IDK abt Gryffin x CRJ tbh, wbu?

[Video]
[5.08]
Wayne Weizhen Zhang: In terms of these collaborations, OMG < OMG < OMG < OMG < OMG.
[6]
Ashley Bardhan: Is this The Chainsmokers?
[5]
Will Adams: That conspiracy theory about Avril Lavigne secretly being replaced by a clone mid-career but instead it’s Carly Rae Jepsen being replaced by Tove Styrke.
[4]
Alfred Soto: Distinguishing CRJ’s good from mediocre work presents difficulties. She’d present “Oh my god, ooh/I think I might love you” as a hook in a song without Gryffin — a better song. Although she inhabits “OMG,” the paint job, tile, and wainscots aren’t worth boasting about.
[5]
Joshua Minsoo Kim: Carly’s performance does the topline justice, but there are points where it’s trying to cram too many words in at once.

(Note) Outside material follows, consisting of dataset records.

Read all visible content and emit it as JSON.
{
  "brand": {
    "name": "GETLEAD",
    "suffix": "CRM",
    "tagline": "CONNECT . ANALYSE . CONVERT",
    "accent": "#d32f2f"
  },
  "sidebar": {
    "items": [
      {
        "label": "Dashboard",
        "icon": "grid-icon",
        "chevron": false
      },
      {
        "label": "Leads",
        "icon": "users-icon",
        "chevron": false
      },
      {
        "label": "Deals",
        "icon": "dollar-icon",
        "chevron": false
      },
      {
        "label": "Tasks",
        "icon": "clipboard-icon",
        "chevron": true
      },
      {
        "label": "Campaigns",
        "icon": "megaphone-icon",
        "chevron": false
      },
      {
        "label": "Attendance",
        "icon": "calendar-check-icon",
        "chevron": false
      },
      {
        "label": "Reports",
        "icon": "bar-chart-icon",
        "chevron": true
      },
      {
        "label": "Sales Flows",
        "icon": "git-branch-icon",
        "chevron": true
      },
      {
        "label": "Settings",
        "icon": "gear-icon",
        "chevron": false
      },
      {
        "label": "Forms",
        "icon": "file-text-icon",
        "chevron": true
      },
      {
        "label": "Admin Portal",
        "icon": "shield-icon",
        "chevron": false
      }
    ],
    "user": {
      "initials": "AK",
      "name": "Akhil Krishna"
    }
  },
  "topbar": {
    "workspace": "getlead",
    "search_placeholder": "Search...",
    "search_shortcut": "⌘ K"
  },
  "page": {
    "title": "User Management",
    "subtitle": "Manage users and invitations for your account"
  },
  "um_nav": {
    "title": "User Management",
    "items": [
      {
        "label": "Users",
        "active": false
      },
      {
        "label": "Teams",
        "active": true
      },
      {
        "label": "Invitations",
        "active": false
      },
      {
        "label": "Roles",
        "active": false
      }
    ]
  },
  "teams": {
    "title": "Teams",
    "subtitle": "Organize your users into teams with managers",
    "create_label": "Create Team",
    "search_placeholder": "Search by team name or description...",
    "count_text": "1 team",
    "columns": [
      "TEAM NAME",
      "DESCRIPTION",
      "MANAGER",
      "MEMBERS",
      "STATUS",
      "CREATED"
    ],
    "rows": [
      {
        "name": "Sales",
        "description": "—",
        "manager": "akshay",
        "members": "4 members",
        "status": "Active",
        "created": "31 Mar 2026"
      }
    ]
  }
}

More important, the decision to have a predominantly instrumental chorus is a tragic one — Jepsen’s best with big choruses, and the final one here really shows what this could’ve been if she wasn’t buried in the mix. That “Oh my God! I think I might love you!” is the sort of generic hook that Jepsen sells so well, imbuing it with a surprising depth of emotion. Why stymie that?
[5]
Katherine St Asaph: The beginning evokes “Overpowered,” so it’s inevitably downhill from there; the chorus hinges on a sudden realization that Clairo did better as an aside, and the drop drowns Carly’s voice in generic electrobibble.
[3]
Iain Mew: The clumpy bass and thinly predictable drops aren’t going to do the work of supporting lines like “can you hear my body is calling your name” so it’s entirely on Carly Rae Jepsen’s performance. Raising this to the level of adequate is as impressive a display as I’ve heard of the concentrated feeling she can bring to anything.
[6]
Josh Buck: The confident, pulsating eroticism of Carly Rae Jepsen is something that I think has been brushed over in the mountains and mountains of praise that has been deservedly heaped on her in the past few years. Here she builds the hook of the song around sex so good that you confuse it for love, and makes the whole thing sound playful and casual, and yet electric. What’s even left to say at this point? She’s been genetically engineered to put out sparkling pop gems with such regularity that it’s easy to take her for granted. But don’t sleep on this one. It might be the last great pool party song of the summer. I only liked a lot of things before CRJ started serving up bops, but I love the way she does it now.
[7]
Joshua Lu: Considering how Dedicated isn’t even three months old yet, I think it’s a bit early for Carly Rae Jepsen to release what feels like an album reject, even if the reject is still pretty decent. “OMG” shares several qualities with Dedicated that helped distinguish it from Carly’s other albums, some of them good (a compelling sense of restraint, like she’s now hesitant to being taken to the feeling) and some of them bad (slightly wonky vocal mixing). The only aspect that differentiates this song from the album is that inapposite drop, seemingly rendered by Gryffin mashing his dick into the soundboard.
[6]
Iris Xie: “OMG” gives me the same suffocated feelings as when I first listened to Perfume’s “Cosmic Explorer” and understood how it was the new direction for their sound. With “Cosmic Explorer,” I got so upset at how Nakata threw away his sticky, intricate hooks and arrangements for utterly generic EDM tropes as to create a soporific blanket of sound — “OMG” does the exact thing here and lays waste to an incredibly anonymous pop song. Jepsen sounds like a bland demo singer struggling above an unfun cash register ring and an oscillating synth beat that sounds as dull and muddled as the processing on her voice. It’s utterly phoned in — did Gryffin never learn that you can use synths to, I don’t know, elicit Emotion, instead of trying to slot a song into an indistinguishable Spotify New Releases playlist?
[4]
Michael Hong: There are moments where Carly Rae Jepsen seems poised to absolutely burst across the track, so it’s really a shame that she seems buried in the mix across the chorus and particularly on the bridge. Points at least for Jepsen’s breathy and seductive vocals, but even that won’t save this lovely but generic EDM fodder.
[4]
Kayla Beardslee: Appropriately fun, summery, and (except for the feature attached to it) disposable.